Saferali is the owner of Honey Doughnuts and Goodies, a fixture in the community where she has lived and worked for almost three decades.

She’s been through flash floods in the area before, but nothing like the torrent on Oct. 19, the day of B.C.’s provincial election.

“There is a creek up the road from us and I don’t know if that creek was backed up with leaves or debris, but it was coming down really fast, and within an hour, the flow of the water was just gushing down the hill and going straight down,” said Saferali, “It was pretty crazy.”

By the time it was over, 350 millimetres of rain had fallen in North Vancouver, turning streets into rivers that plowed through waterfront homes, piling up boulders and gravel, and triggering a local state of emergency. The district told residents in six homes along the waterfront that they needed to evacuate.

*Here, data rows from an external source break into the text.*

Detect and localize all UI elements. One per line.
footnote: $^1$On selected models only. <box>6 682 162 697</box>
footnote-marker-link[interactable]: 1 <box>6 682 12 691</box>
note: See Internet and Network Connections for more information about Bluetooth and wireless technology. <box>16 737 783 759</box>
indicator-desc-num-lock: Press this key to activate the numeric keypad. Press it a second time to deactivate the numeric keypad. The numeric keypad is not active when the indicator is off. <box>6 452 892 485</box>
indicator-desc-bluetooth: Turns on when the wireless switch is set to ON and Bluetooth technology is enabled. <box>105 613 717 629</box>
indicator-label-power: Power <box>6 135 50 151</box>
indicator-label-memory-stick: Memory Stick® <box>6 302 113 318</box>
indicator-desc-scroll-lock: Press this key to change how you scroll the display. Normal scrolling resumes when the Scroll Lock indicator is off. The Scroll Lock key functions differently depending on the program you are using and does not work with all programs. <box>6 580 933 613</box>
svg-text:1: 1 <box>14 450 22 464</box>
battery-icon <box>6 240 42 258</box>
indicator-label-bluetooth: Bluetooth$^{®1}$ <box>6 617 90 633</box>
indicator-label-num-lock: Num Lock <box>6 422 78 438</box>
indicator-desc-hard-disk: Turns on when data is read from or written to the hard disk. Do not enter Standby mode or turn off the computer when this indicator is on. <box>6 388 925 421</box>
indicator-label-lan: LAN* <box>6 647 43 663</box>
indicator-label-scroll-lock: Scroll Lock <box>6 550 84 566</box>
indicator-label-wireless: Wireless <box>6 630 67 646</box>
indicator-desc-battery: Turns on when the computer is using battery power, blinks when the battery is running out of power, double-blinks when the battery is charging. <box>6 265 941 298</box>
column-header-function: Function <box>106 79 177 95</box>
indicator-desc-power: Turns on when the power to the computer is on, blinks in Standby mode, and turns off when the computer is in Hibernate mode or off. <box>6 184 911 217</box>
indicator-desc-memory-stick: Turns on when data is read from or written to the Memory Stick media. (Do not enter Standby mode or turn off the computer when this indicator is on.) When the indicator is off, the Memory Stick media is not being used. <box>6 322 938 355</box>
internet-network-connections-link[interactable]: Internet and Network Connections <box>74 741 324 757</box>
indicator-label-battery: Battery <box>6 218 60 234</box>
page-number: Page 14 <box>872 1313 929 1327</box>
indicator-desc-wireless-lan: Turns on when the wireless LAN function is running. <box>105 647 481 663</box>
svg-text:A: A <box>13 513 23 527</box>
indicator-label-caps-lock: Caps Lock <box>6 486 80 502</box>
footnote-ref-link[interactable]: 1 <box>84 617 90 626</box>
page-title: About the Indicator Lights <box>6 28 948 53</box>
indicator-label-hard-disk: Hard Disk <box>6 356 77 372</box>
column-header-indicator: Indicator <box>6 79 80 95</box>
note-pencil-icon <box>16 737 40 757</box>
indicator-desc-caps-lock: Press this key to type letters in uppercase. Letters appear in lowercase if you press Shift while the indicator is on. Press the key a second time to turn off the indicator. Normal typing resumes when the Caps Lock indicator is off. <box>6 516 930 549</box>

The deluge is an example of how municipal infrastructure is struggling to keep up with demands of a fast-changing climate, as the frequency of extreme events escalates, and their severity worsens.

Engineers who once looked back at history to plan safeguards instead must look into the future, said Shahria Alam, a professor of civil engineering at the University of British Columbia Okanagan campus.

He gave the example of municipal engineers designing a stormwater drainage system, who might look at rainfall stretching back 50 years.

But weather patterns are changing fast.

“Which means that the system that you have designed will not be able to accommodate such huge additional water, and then, of course, your system will fail and disaster takes place,” said Alam.

“Unfortunately, these kinds of incidents will keep happening because of climate change.”

Some communities are aware of the challenges and preparing for it.

The City of Vancouver says in its climate change adaptation strategy that by the 2050s, average fall rainfall is expected to increase by 12 per cent.

But more worrying from an infrastructure perspective is the increasing prevalence and severity of “extreme rainfall events.” It says rainfall so severe it would have occurred only once every 20 years, from 1981-2010, will occur twice as often by the 2050s.

The average amount falling in a single day during such an event will increase 20 per cent to 86 millimetres, it says.